When I worked with composite insurance companies (i.e. doing both life insurance and general insurance) some years ago, I involved in analyzing claim experience for each product line and calculating IBNR (Incurred but not reported) reserves. Every time I looked at the terrible loss ratio of “Motor (ACT)” and “Motor (Others)” classes, I would pray for the detariff of motor insurance premium rates coming as soon as possible.

I’m glad to hear Bank Negara Malaysia’s (BNM) announcement via its press release on 6 January 2012, revealing the New Motor Cover Framework. According to the press release, the gradual revision in the Motor Tariff premium rates will be implemented effective from 16 January 2012, over a period of four years (2012 to 2015). The Framework will pave the way for detariffing of the motor insurance premiums in 2016, in which premium rates will be further differentiated in accordance to the risk profile of individual vehicles and fairer to vehicle owners as those with good claims experience would enjoy much better premium rates than those with higher risk profile.

Although the detariffing is not implemented immediately, I believe the gradual annual revision will gradually improve the room for general insurance companies to continue to breathe – the existing tariffs has been in place for more than 30 years (such as long time!), which are definitely not reflecting the current experience.
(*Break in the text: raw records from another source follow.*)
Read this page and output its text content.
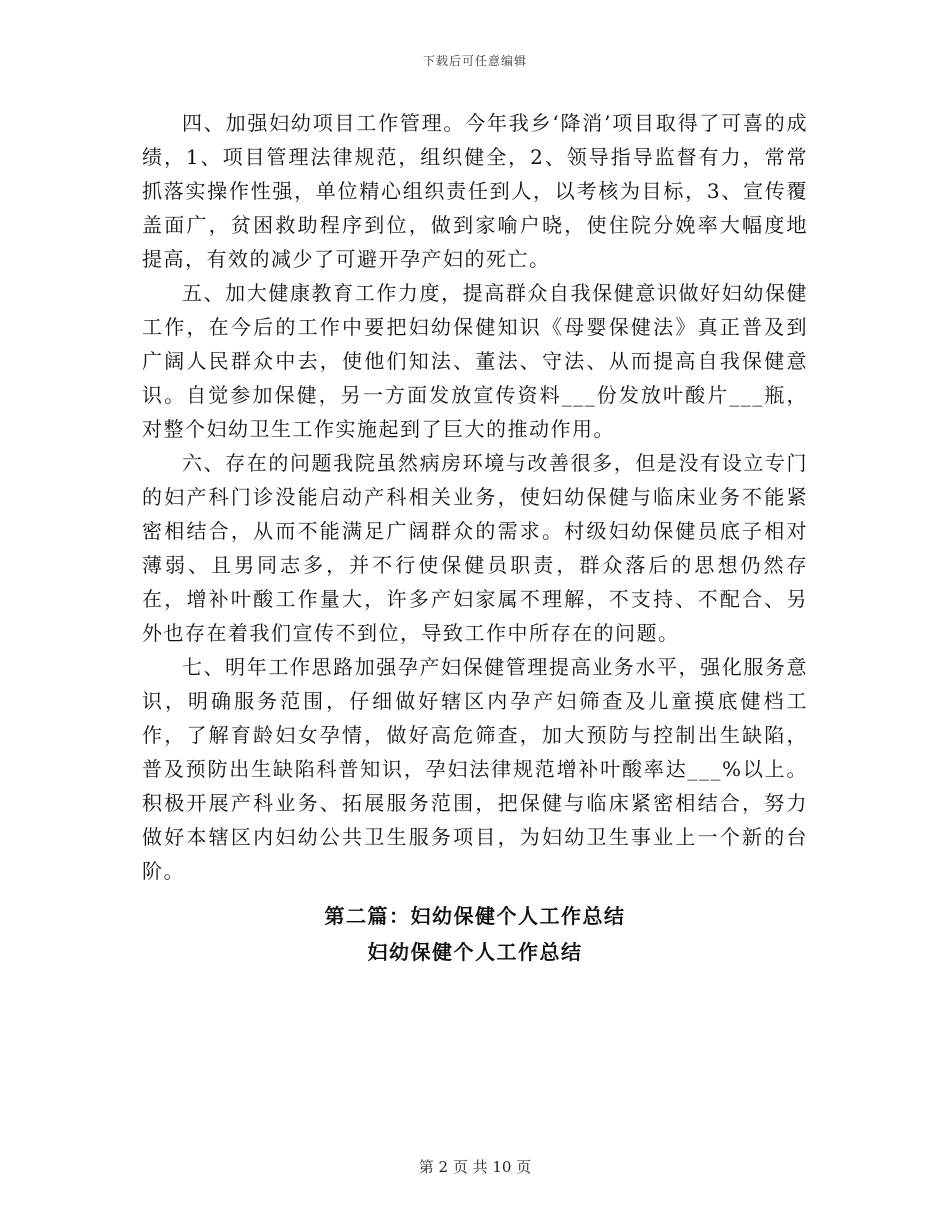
下载后可任意编辑

四、加强妇幼项目工作管理。今年我乡‘降消’项目取得了可喜的成绩，1、项目管理法律规范，组织健全，2、领导指导监督有力，常常抓落实操作性强，单位精心组织责任到人，以考核为目标，3、宣传覆盖面广，贫困救助程序到位，做到家喻户晓，使住院分娩率大幅度地提高，有效的减少了可避开孕产妇的死亡。

五、加大健康教育工作力度，提高群众自我保健意识做好妇幼保健工作，在今后的工作中要把妇幼保健知识《母婴保健法》真正普及到广阔人民群众中去，使他们知法、董法、守法、从而提高自我保健意识。自觉参加保健，另一方面发放宣传资料___份发放叶酸片___瓶，对整个妇幼卫生工作实施起到了巨大的推动作用。

六、存在的问题我院虽然病房环境与改善很多，但是没有设立专门的妇产科门诊没能启动产科相关业务，使妇幼保健与临床业务不能紧密相结合，从而不能满足广阔群众的需求。村级妇幼保健员底子相对薄弱、且男同志多，并不行使保健员职责，群众落后的思想仍然存在，增补叶酸工作量大，许多产妇家属不理解，不支持、不配合、另外也存在着我们宣传不到位，导致工作中所存在的问题。

七、明年工作思路加强孕产妇保健管理提高业务水平，强化服务意识，明确服务范围，仔细做好辖区内孕产妇筛查及儿童摸底健档工作，了解育龄妇女孕情，做好高危筛查，加大预防与控制出生缺陷，普及预防出生缺陷科普知识，孕妇法律规范增补叶酸率达___%以上。积极开展产科业务、拓展服务范围，把保健与临床紧密相结合，努力做好本辖区内妇幼公共卫生服务项目，为妇幼卫生事业上一个新的台阶。

第二篇：妇幼保健个人工作总结
妇幼保健个人工作总结
第 2 页 共 10 页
Implementing gradual annual revision is a good strategy, which will help to reduce the objections from public and prepare the public for the “true” premium rates of motor insurance. For example, the premium adjustment for a private car of 1,400 cc, will be between RM6.00 - RM34.00 per year, which may looks less burdensome to the public. As motor insurance significantly affects the mass (the level of car ownership in Malaysia is very high – “thanks” to the inefficient public transport), any drastic increase in premium rates will definitely translate to the reputation risk and PR challenge to the insurance companies. Just like health insurance, the insurance companies are easily described as the “bad guy” that “bullies” the “helpless” public.

On the other hand, the detariffing of motor insurance will definitely create additional job opportunities for general insurance actuaries. I can see more and more actuaries with general insurance qualification emerging. Actually this phenomenon also benefits the general insurance industry, by having more general insurance actuaries, the general insurance companies will be able to improve the soundness of product design and management.

Look forward to the first implementation of revised Motor Tariff premium rates on 16 January 2012.